In the context of viscoelastic materials, in addition to the elastic energy stored in the material, there’s an energy dissipation component due to the material’s viscous behavior. This dissipation energy represents the loss of mechanical energy to heat or internal friction as the material deforms. Unlike purely elastic materials, where the energy is fully recoverable, viscoelastic materials convert a portion of the energy into heat, leading to a hysteresis effect in stress-strain cycles.

Dissipation Energy in Viscoelasticity

Dissipation energy in viscoelastic materials is a crucial aspect that differentiates them from purely elastic materials. It quantifies the energy lost during cyclic loading due to the material’s inherent viscosity.
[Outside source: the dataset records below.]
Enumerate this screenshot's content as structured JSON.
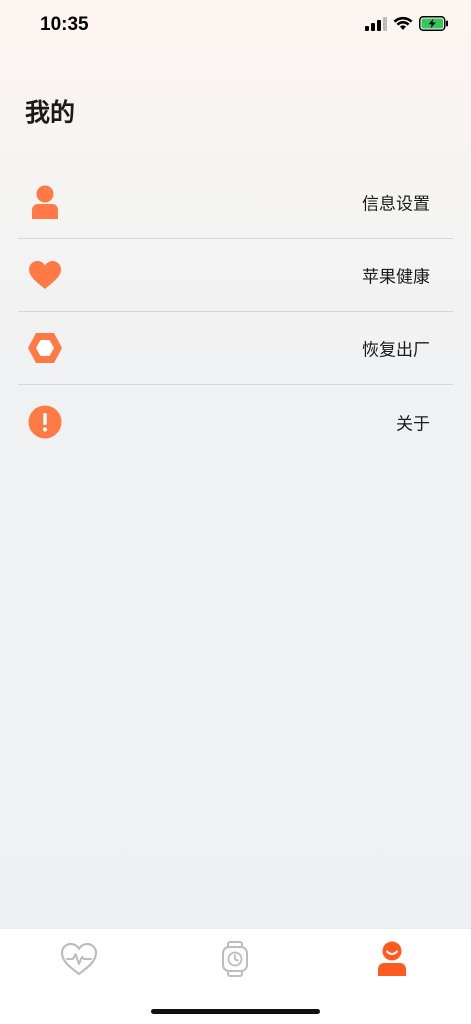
{
  "status_bar": {
    "time": "10:35"
  },
  "page": {
    "title": "我的"
  },
  "menu": {
    "items": [
      {
        "label": "信息设置",
        "icon": "user-icon"
      },
      {
        "label": "苹果健康",
        "icon": "heart-icon"
      },
      {
        "label": "恢复出厂",
        "icon": "hexagon-nut-icon"
      },
      {
        "label": "关于",
        "icon": "exclamation-icon"
      }
    ]
  },
  "tab_bar": {
    "tabs": [
      {
        "icon": "heart-pulse-icon",
        "active": false
      },
      {
        "icon": "watch-icon",
        "active": false
      },
      {
        "icon": "profile-icon",
        "active": true
      }
    ]
  },
  "colors": {
    "accent": "#FF7A45",
    "active_tab": "#FF5A1F",
    "inactive_tab": "#BDBDBD",
    "battery": "#34C759"
  }
}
The rate of energy dissipation is related to the material’s relaxation processes and is a function of both the applied strain rate and the material’s viscoelastic properties.

The dissipated energy $\Delta W_{diss}$ over a loading cycle can be expressed as the area enclosed by the hysteresis loop in a stress-strain diagram, which can be calculated for a cycle from $t_1$ to $t_2$ as:

\[\Delta W_{diss} = \int_{t_1}^{t_2} \sigma(t) \frac{d\varepsilon(t)}{dt} dt\]

where $\sigma(t)$ is the stress and $\varepsilon(t)$ is the strain at the time $t$.

Weak Form for Viscoelasticity

The weak form for viscoelastic materials extends the concept of the weak form in linear elasticity by incorporating the time-dependent behavior. In linear elasticity, the weak form is derived by taking the first variation of the total potential energy. For viscoelasticity, we need to consider both the stored elastic energy and the dissipative energy.

For a viscoelastic material undergoing small deformations, the weak form of the equilibrium equation, incorporating the dissipative effects, can be formulated as follows:

Given a body $\Omega$ with boundary $\partial\Omega$, the weak form states that for all admissible variations $\delta\varepsilon$ of the strain field, the following condition holds:

\[\int_{\Omega} \left( \sigma_{ij}(\varepsilon) \delta\varepsilon_{ij} - \rho f_i \delta u_i \right) d\Omega + \int_{\Omega} \eta \frac{d\varepsilon_{ij}}{dt} \delta\varepsilon_{ij} d\Omega = 0\]

where:

$\sigma_{ij}(\varepsilon)$ is the stress tensor, which is a function of the strain tensor $\varepsilon_{ij}$,
$\rho$ is the density,
$f_i$ are body forces,
$u_i$ are displacements,
$\eta$ represents the viscosity coefficient, and
$\frac{d\varepsilon_{ij}}{dt}$ is the strain rate.

The first integral represents the internal and external work done on the system, similar to the elastic case. The second integral accounts for the energy dissipation due to the viscous nature of the material, with $\eta \frac{d\varepsilon_{ij}}{dt}$ representing the viscous stress component.

This formulation captures the essence of viscoelastic behavior by including both the instantaneous elastic response and the time-dependent viscous response, allowing for the analysis of viscoelastic materials under various loading conditions. The weak form is essential for implementing finite element methods for viscoelastic problems, where the time-dependent nature of the material’s response must be accurately captured.